Megan Westgate, executive director, has led the organization since its creation in 2007. Westgate was instrumental in developing the Non-GMO Project’s voluntary labeling program. Large mainstream brands have started using the Non-GMO Project Verified seal for the first time this year. “This is a huge achievement because a much broader range of shoppers will now have access to products with our label,” says Westgate. For instance, the nationally sold Silk soymilk brand, which sources its soybeans from the dwindling 7% of non-GMO soybeans grown sustainably in the United States, now uses the seal.
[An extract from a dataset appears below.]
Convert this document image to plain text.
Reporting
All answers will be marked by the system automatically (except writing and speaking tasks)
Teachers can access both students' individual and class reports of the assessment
Nine of Kashi’s cereals are now Non-GMO Project Verified, and the brand has committed to making sure its others are as well by 2014. (Kashi Co. operates independently but has been owned by the Kellogg Co. since 2000.) A few food products are now the first of their kind to be verified by the Non-GMO Project, including organic Greek yogurt by Straus Family Creamery; Numi’s Organic Tea; and Bee Mana Organic Royal Jelly. In addition, Nature’s Express in Berkeley, CA, is the first restaurant to verify specific menu items as non-GMO; and the EO Organic body product line is the first Non-GMO Project Verified personal care line.
“Consumers have the power to vote with their wallets. As more brands begin to use the seal, we’re confident that more consumers will support those products-and ultimately help encourage more manufacturers to seek out non-GMO ingredients,” Westgate says.
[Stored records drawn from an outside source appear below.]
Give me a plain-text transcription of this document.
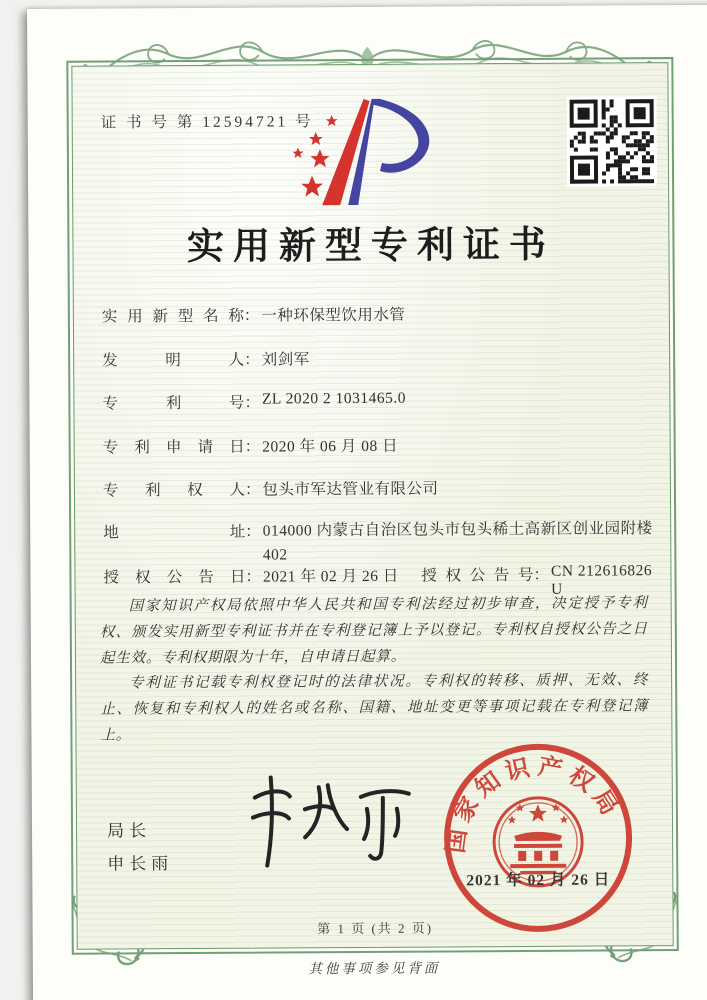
证 书 号 第 12594721 号
实用新型专利证书
实用新型名称 ： 一种环保型饮用水管
发明人 ： 刘剑军
专利号 ： ZL 2020 2 1031465.0
专利申请日 ： 2020 年 06 月 08 日
专利权人 ： 包头市军达管业有限公司
地址 ： 014000 内蒙古自治区包头市包头稀土高新区创业园附楼402
授权公告日 ： 2021 年 02 月 26 日 授权公告号 ： CN 212616826 U

国家知识产权局依照中华人民共和国专利法经过初步审查，决定授予专利权、颁发实用新型专利证书并在专利登记簿上予以登记。专利权自授权公告之日起生效。专利权期限为十年，自申请日起算。

专利证书记载专利权登记时的法律状况。专利权的转移、质押、无效、终止、恢复和专利权人的姓名或名称、国籍、地址变更等事项记载在专利登记簿上。

局长
申长雨
国家知识产权局
2021 年 02 月 26 日
第 1 页 (共 2 页)
其他事项参见背面
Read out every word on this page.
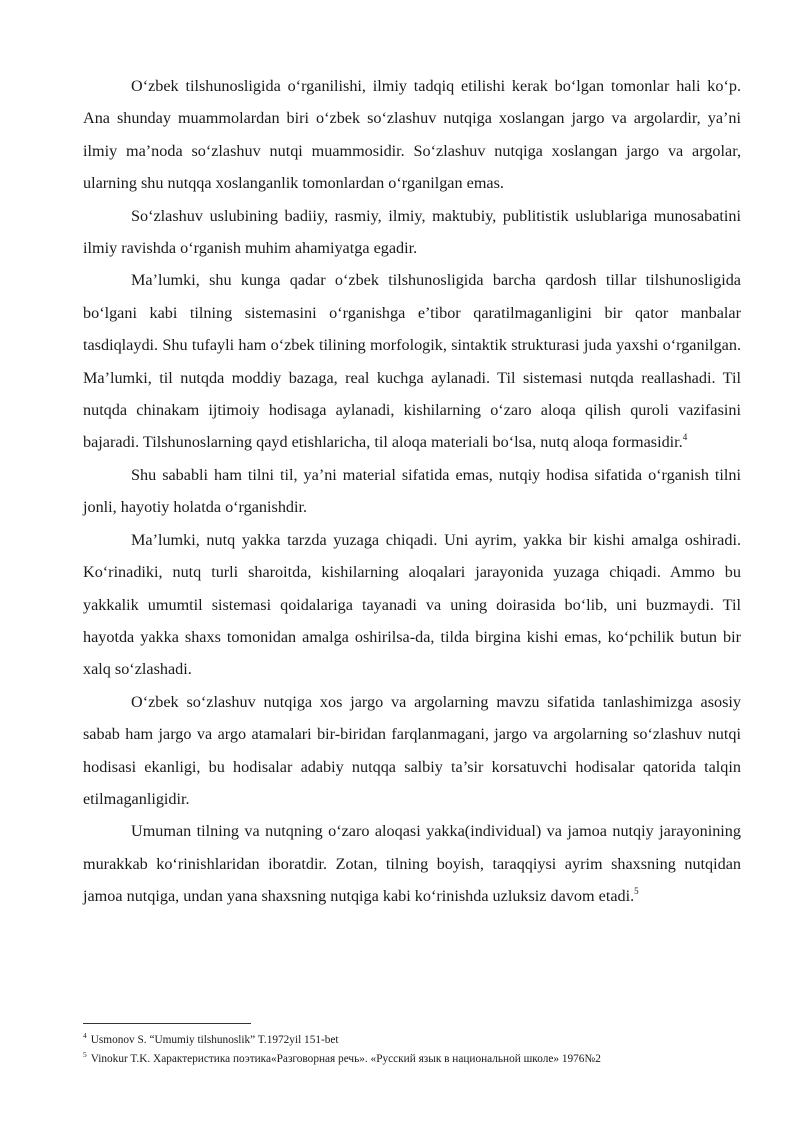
O‘zbek tilshunosligida o‘rganilishi, ilmiy tadqiq etilishi kerak bo‘lgan tomonlar hali ko‘p. Ana shunday muammolardan biri o‘zbek so‘zlashuv nutqiga xoslangan jargo va argolardir, ya’ni ilmiy ma’noda so‘zlashuv nutqi muammosidir. So‘zlashuv nutqiga xoslangan jargo va argolar, ularning shu nutqqa xoslanganlik tomonlardan o‘rganilgan emas.

So‘zlashuv uslubining badiiy, rasmiy, ilmiy, maktubiy, publitistik uslublariga munosabatini ilmiy ravishda o‘rganish muhim ahamiyatga egadir.

Ma’lumki, shu kunga qadar o‘zbek tilshunosligida barcha qardosh tillar tilshunosligida bo‘lgani kabi tilning sistemasini o‘rganishga e’tibor qaratilmaganligini bir qator manbalar tasdiqlaydi. Shu tufayli ham o‘zbek tilining morfologik, sintaktik strukturasi juda yaxshi o‘rganilgan. Ma’lumki, til nutqda moddiy bazaga, real kuchga aylanadi. Til sistemasi nutqda reallashadi. Til nutqda chinakam ijtimoiy hodisaga aylanadi, kishilarning o‘zaro aloqa qilish quroli vazifasini bajaradi. Tilshunoslarning qayd etishlaricha, til aloqa materiali bo‘lsa, nutq aloqa formasidir.$^4$

Shu sababli ham tilni til, ya’ni material sifatida emas, nutqiy hodisa sifatida o‘rganish tilni jonli, hayotiy holatda o‘rganishdir.

Ma’lumki, nutq yakka tarzda yuzaga chiqadi. Uni ayrim, yakka bir kishi amalga oshiradi. Ko‘rinadiki, nutq turli sharoitda, kishilarning aloqalari jarayonida yuzaga chiqadi. Ammo bu yakkalik umumtil sistemasi qoidalariga tayanadi va uning doirasida bo‘lib, uni buzmaydi. Til hayotda yakka shaxs tomonidan amalga oshirilsa-da, tilda birgina kishi emas, ko‘pchilik butun bir xalq so‘zlashadi.

O‘zbek so‘zlashuv nutqiga xos jargo va argolarning mavzu sifatida tanlashimizga asosiy sabab ham jargo va argo atamalari bir-biridan farqlanmagani, jargo va argolarning so‘zlashuv nutqi hodisasi ekanligi, bu hodisalar adabiy nutqqa salbiy ta’sir korsatuvchi hodisalar qatorida talqin etilmaganligidir.

Umuman tilning va nutqning o‘zaro aloqasi yakka(individual) va jamoa nutqiy jarayonining murakkab ko‘rinishlaridan iboratdir. Zotan, tilning boyish, taraqqiysi ayrim shaxsning nutqidan jamoa nutqiga, undan yana shaxsning nutqiga kabi ko‘rinishda uzluksiz davom etadi.$^5$

$^4$ Usmonov S. “Umumiy tilshunoslik” T.1972yil 151-bet

$^5$ Vinokur T.K. Характеристика поэтика«Разговорная речь». «Русский язык в национальной школе» 1976№2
According to Westgate, GMOs are used in close to 80% of all processed foods sold in the United States, especially those made with corn, soybean, or refined beet sugar, according to the Congressional Research Service report on Agricultural Biotechnology. She points out that more than 60 other countries have mandatory GMO labeling regulations, including Australia, Japan, China, Russia, and every country in the EU.
In the United States, consumer awareness of GMOs surged in the past year, thanks in part to a highly controversial bill proposed in California calling for mandatory labeling of GMO-containing food. Proposition 37 did not pass this November’s vote, but Westgate says she wasn’t discouraged-or surprised. “The early polls were very high in our favor, but we were outspent by the biotech companies in campaign ads, by five-and-a-half to one,” she says. “We have always known how extremely difficult it would be to get a labeling law passed in the United States. There are currently 30 other states working on legislation, and meanwhile we’ll continue to focus our efforts on expanding our voluntary labeling program.”
In addition to its labeling program, the Non-GMO Project has taken on numerous other responsibilities. The organization just hosted its third annual Non-GMO Month in October, helping retail partners convey information about GMOs to staff and consumers. The group also assists producers by explaining the preventative measures they can take to help prevent non-GMO crops from being contaminated with GMOs. And, the organization’s technical team keeps a constant eye on new products developed with GMOs. “Recently, a GMO apple was developed, but it hasn’t received approval from the FDA,” Westgate explains. “We’re monitoring these trends and making sure consumers stay informed.”